IF you are twiddling your thumbs now Semana Santa is over, fear not – Andalucia’s best festival season is about to start.
Vibrant flamenco dresses, late-night dancing, wine swigging and sampling some of the best seafood in Spain are set to take over the region throughout April and May.
The Olive Press has put together our top five feria picks to keep you entertained through Spring…
Feria de Abril, Sevilla
Sunday April 15 – Saturday 22
Seville’s April Fair is considered one of the biggest and best annual events in Spain and is almost as famous as the city’s legendary Semana Santa processions.
Expect flamenco dancing, traditional Sevillan music, fairgrounds, bullfights, the very best in Andalucian wine, jamon and cheese and a whole lot of polka dots.
A huge area in the south of the city is taken over by a small ‘town’ of casetas (tents and pavilions) where the parties continue well into the evening.
The colourful week-long party is truly a sight to behold as horses parade through the music-filled streets.
Cruces de Mayo, Granada
Thursday May 3
Every year thousands of visitors flock to Granada to experience the Day of the Cross, which has been celebrated since the 17th century and is still one of the most popular festivals in Andalucia today.
For one day, the city’s streets are covered in colourful flower and pottery adorned crosses, with an annual competition held for the best decorated crucifixes.
Women and children dust off traditional flamenco dresses and take to the city’s streets to dance and sing around the crosses.
Horse processions, flamenco shows and some serious eating and drinking make the festival a must-see in Andalucia.
Feria Nacional de la Gamba, la Chirla y el Boquerón, Huelva
Friday April 20 – Sunday 22
Seafood lovers rejoice – a festival dedicated entirely to prawns, clams and anchovies takes over the quaint coastal town of Punta Umbria every April.
Located in Huelva – named the Spanish Gastronomy Capital 2017 – the port town has celebrated its independence with the seafood fair for almost 25 years.
Thousands gather in the centre to the sound of live music, while a million prawns are sampled and bought by seafood fanatics.
Feria del Caballo de Jerez, Cadiz
First week of May
Jerez is not only famous for its sherry but also its annual horse fair, which is renowned for being the most outstanding of its kind in Spain.
The festival is not just a celebration of one of Spain’s most symbolic animals – it is also an excuse to sample some of the finest sherries in the world, while watching the dressed horses parade through the streets with equestrians donning equally spectacular outfits.
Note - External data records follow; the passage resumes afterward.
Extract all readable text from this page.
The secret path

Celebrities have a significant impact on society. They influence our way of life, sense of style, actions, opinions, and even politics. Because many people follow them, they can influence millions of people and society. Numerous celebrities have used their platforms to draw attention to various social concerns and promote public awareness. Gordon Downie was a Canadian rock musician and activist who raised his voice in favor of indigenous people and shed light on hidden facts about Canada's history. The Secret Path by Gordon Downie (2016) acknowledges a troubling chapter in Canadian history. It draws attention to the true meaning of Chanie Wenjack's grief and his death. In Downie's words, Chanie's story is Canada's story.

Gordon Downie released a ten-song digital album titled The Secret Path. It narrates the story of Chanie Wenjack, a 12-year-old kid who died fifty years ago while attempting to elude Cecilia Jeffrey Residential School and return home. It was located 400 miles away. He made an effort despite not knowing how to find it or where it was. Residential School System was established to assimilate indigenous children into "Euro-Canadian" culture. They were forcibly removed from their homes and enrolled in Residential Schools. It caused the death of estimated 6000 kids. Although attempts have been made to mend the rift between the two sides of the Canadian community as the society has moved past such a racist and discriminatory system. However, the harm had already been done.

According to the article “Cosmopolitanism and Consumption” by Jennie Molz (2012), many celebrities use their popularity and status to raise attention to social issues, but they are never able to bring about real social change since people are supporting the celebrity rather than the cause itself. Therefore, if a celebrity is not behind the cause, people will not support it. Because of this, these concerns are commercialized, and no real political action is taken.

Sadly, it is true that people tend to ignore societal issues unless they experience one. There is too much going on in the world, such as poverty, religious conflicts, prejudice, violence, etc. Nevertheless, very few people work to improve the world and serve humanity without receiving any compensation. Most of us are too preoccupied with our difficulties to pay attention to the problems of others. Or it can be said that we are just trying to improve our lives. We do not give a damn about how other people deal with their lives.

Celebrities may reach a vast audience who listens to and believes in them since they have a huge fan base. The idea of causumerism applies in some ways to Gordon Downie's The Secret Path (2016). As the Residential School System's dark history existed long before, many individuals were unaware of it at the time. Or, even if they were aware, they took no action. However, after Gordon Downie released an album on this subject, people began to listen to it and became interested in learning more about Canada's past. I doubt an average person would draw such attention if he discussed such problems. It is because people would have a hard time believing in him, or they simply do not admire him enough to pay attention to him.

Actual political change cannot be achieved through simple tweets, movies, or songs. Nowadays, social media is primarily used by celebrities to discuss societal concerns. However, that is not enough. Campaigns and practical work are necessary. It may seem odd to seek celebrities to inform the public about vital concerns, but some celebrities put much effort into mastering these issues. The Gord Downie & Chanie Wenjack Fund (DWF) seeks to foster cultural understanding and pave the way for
Dating back to the 1500s, the city is full of traditional flamenco dancers and exquisite food and wine tents.
Romeria de la Virgen de la cabeza, Jaen
Saturday April 28 – Sunday 29
Considered the oldest pilgrimage in Spain, the Romeria de la Virgen de la Cabeza, dates back to the 13th century and takes place just outside of the village of Andujar.
Every year around half a million make the pilgrimage to gather in the sanctuary of El Cerro del Cabezo, dressed in typical Andalucian clothes riding horses.
During the night, crowds sing and dance in front of the sanctuary before the last day of the festival, where the procession of the image takes place.